Now that we have got the JSON responses from the Adverse Events Coding API, we could convert the useful information associated with the keys into a pandas dataframe.

In [16]:
import pandas as pd

# initiate an empty dataframe
df = pd.DataFrame()
pd.set_option("display.max_rows", None, "display.max_columns", None, "display.width", 1000)

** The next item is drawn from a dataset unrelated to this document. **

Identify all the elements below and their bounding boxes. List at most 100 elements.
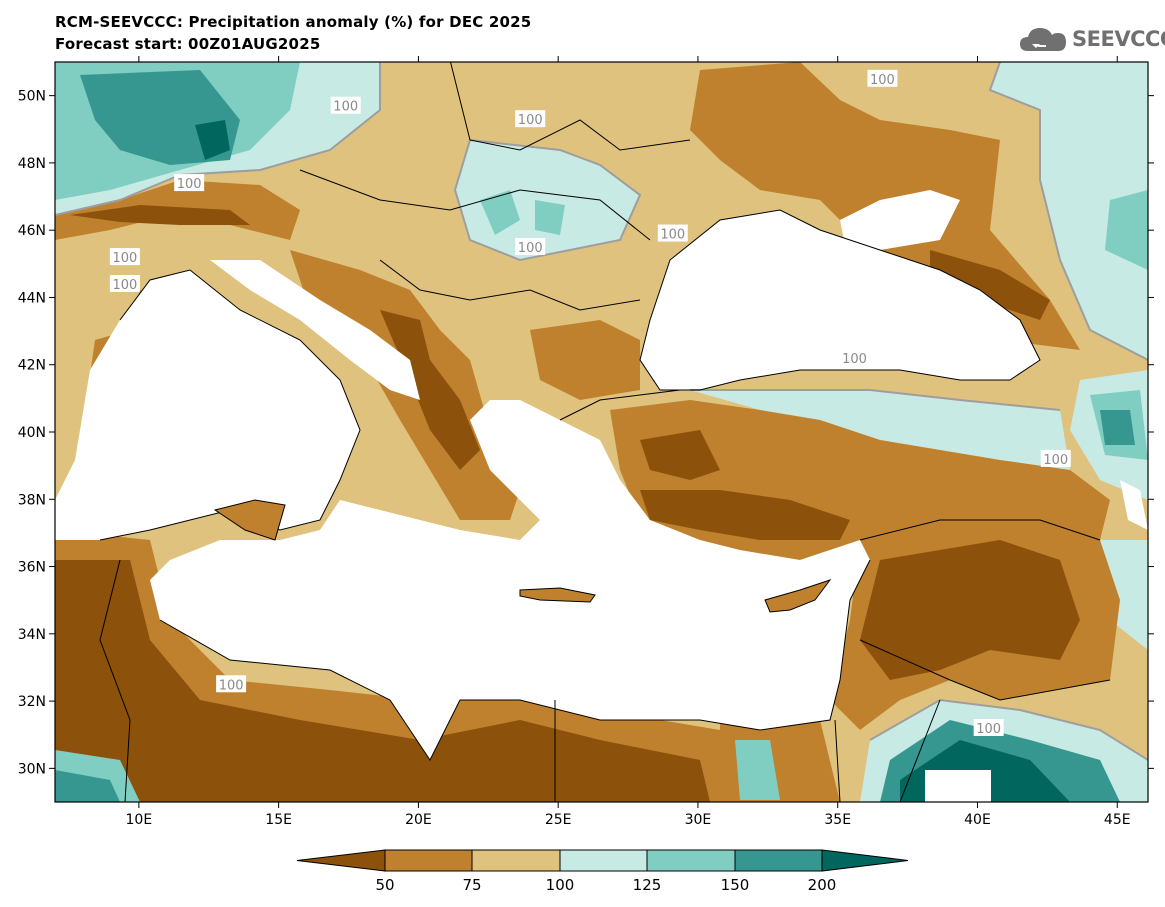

# Retrieve main results from the JSON response, please note this cell would fail if the request failed in the last step
for results in results_json:
    df_dict = {}
    for result_dict in results["results"]:
        for key, value_dict in result_dict.items():
            df_dict[key] = value_dict['value']
    df_dict["Doc Id"] = results["doc_id"]
    df = pd.concat([df, pd.DataFrame.from_records([{**df_dict}])], ignore_index=True)

# Check the dataframe
df

Unnamed: 0,Certainty,[PT] MedDRA PT,[NID] MedDRA PT,Flag,Section,text,Doc Id
0,,Myocardial infarction,10028596,Indication,Standard Abstract,The Impella device is used routinely during co...,33302693
1,,Oxidative stress,10080562,,Standard Abstract,BACKGROUND Oxidative stress is one of the poss...,33302636


That's it! Hope you find this tutorial useful! Bye!